Tragg threw up his hands. “I should have known better than to argue with a lawyer. And, remember, Miss Street, the next dance is mine.”
“Okay.”
“And in the meantime, what about Homan?” Mason asked.
“My dear,” she said to Perry, pitching her voice in the high, rapid key of a woman who is a natural-born gossip, and talking at a high rate of speed, “you have absolutely no idea about how that man has come to the front! It has been terrific. I mean really. He started in as a writer on an obscure assignment and on a play that was stinko. Then out of a clear sky he shot up into a big job, and I mean gravy.”
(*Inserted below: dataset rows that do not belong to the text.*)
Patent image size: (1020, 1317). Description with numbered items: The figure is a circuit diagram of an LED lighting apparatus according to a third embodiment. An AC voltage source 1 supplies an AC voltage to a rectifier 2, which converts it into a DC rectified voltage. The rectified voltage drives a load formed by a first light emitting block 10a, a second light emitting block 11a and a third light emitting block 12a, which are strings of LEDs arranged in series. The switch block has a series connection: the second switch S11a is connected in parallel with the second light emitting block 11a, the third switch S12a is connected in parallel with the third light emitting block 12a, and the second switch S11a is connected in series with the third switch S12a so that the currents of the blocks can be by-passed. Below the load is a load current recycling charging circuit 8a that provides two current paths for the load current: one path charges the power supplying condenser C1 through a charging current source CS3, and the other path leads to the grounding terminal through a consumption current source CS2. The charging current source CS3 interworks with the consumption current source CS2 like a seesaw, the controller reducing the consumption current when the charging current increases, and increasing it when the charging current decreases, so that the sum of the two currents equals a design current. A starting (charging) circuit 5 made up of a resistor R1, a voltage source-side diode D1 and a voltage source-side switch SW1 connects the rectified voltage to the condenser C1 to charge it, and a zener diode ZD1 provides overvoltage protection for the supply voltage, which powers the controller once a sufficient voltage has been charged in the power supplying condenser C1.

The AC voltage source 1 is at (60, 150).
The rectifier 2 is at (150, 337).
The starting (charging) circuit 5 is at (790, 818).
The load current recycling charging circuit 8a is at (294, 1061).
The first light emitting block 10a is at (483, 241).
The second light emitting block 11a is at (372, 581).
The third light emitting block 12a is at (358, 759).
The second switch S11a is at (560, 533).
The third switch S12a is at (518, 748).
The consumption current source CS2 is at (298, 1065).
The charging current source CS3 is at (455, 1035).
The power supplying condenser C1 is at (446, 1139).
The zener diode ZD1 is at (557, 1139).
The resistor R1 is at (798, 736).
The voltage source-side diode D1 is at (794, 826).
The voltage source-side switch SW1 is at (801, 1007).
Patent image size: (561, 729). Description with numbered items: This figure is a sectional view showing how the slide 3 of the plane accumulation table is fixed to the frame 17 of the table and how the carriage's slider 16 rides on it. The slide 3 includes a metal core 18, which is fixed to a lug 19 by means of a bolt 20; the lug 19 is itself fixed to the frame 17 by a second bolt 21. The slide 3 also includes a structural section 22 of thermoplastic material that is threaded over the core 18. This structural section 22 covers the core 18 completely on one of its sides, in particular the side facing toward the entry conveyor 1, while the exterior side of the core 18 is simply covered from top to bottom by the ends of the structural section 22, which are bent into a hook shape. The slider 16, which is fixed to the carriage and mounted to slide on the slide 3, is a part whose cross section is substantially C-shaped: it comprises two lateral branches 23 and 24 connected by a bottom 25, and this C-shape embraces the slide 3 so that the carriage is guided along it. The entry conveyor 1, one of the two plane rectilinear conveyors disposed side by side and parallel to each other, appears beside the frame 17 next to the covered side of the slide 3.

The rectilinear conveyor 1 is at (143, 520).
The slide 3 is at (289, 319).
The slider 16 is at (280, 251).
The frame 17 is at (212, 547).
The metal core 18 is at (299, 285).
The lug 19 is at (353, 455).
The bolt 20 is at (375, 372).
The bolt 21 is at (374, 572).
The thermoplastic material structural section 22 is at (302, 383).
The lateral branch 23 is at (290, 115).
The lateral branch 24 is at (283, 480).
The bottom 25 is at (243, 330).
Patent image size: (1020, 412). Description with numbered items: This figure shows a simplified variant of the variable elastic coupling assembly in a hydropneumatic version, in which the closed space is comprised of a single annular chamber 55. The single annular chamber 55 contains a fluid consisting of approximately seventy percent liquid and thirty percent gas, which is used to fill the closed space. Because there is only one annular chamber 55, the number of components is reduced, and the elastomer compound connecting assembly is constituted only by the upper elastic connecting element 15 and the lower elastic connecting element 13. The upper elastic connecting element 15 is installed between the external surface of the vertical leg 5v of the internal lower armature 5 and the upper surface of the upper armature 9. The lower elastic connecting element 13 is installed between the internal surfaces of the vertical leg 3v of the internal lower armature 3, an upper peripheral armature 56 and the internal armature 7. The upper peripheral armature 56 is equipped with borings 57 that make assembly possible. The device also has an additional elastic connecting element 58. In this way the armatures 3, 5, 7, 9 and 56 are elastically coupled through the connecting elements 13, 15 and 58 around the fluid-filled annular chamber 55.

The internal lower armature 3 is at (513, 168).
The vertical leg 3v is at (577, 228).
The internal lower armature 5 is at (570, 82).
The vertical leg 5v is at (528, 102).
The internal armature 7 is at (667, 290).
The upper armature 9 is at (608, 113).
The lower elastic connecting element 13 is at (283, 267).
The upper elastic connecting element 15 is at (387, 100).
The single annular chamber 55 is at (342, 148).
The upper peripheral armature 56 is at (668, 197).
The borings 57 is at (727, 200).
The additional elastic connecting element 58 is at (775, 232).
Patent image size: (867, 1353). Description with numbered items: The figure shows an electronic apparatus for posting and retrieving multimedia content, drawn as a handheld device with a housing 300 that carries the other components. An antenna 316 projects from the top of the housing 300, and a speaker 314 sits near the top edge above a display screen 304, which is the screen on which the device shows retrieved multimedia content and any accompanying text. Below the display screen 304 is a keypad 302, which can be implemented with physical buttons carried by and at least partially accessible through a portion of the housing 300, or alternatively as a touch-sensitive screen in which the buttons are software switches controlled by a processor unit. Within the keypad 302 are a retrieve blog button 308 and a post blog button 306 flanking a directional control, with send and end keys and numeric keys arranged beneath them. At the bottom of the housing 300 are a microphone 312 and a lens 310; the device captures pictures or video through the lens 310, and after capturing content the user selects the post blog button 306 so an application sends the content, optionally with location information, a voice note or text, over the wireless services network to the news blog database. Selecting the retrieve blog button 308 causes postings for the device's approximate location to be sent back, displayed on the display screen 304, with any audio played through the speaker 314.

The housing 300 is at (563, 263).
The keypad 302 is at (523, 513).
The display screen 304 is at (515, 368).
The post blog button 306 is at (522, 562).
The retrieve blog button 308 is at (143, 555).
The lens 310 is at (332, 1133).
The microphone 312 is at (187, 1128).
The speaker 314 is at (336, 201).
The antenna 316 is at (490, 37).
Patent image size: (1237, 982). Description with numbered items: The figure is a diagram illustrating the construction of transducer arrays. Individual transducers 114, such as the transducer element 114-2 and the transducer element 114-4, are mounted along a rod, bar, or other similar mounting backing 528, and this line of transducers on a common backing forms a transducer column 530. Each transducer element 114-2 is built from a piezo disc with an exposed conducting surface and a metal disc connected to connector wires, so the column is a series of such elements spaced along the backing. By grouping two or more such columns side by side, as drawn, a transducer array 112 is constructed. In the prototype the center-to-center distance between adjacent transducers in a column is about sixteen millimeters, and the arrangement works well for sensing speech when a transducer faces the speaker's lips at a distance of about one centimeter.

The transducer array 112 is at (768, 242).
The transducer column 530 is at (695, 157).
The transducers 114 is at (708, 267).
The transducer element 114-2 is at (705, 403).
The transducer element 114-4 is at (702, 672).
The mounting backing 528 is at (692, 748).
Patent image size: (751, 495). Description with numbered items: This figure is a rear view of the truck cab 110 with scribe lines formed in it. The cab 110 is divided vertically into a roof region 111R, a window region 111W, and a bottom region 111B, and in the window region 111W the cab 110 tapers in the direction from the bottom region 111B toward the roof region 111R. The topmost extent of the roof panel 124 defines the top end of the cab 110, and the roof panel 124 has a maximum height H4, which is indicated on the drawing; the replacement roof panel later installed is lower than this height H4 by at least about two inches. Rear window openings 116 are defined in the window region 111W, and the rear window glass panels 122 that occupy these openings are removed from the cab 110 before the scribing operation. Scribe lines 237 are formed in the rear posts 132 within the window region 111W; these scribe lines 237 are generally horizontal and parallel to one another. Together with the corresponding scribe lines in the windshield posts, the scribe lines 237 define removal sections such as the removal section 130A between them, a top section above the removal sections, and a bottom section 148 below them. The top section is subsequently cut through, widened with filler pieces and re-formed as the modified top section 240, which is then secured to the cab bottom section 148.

“What is back of it?” Mason asked. “And can that Hollywood chatter before I crown you.”
“A woman.”
“What woman?”
“No one knows.”
“How do they know it is a woman?”
“Because Homan never plays around. He lives what my informant naïvely describes as a monastic life. I wouldn’t know what she meant.”
“Careful,” Drake warned. “That remark might be twisted.”
“Yes, and you have some of the best little remark-twisters in the world gathered right around this table,” Tragg interposed.
She laughed. “Well, anyway, Homan is something of a unique character around Hollywood, but doesn’t always stay around Hollywood. Occasionally he vanishes, and when he vanishes — tra la tra la!”
“Where does he go?” Mason asked.
“He goes to some place where he can be all alone with his work,” Della Street said with a demure manner which was purposely exaggerated. Her eyes were large and round, gazing above the heads of the diners on the far ceiling. She pursed her lips and said mincingly, “He is always trying to get away somewhere where he can work. He is a man who simply can’t be disturbed. He breaks from the studio to go home and shut himself in his study where he will be free to concentrate, and then his nerves get so frayed by the environment of civilization that he has to jump in his car and go alone into the solitude.”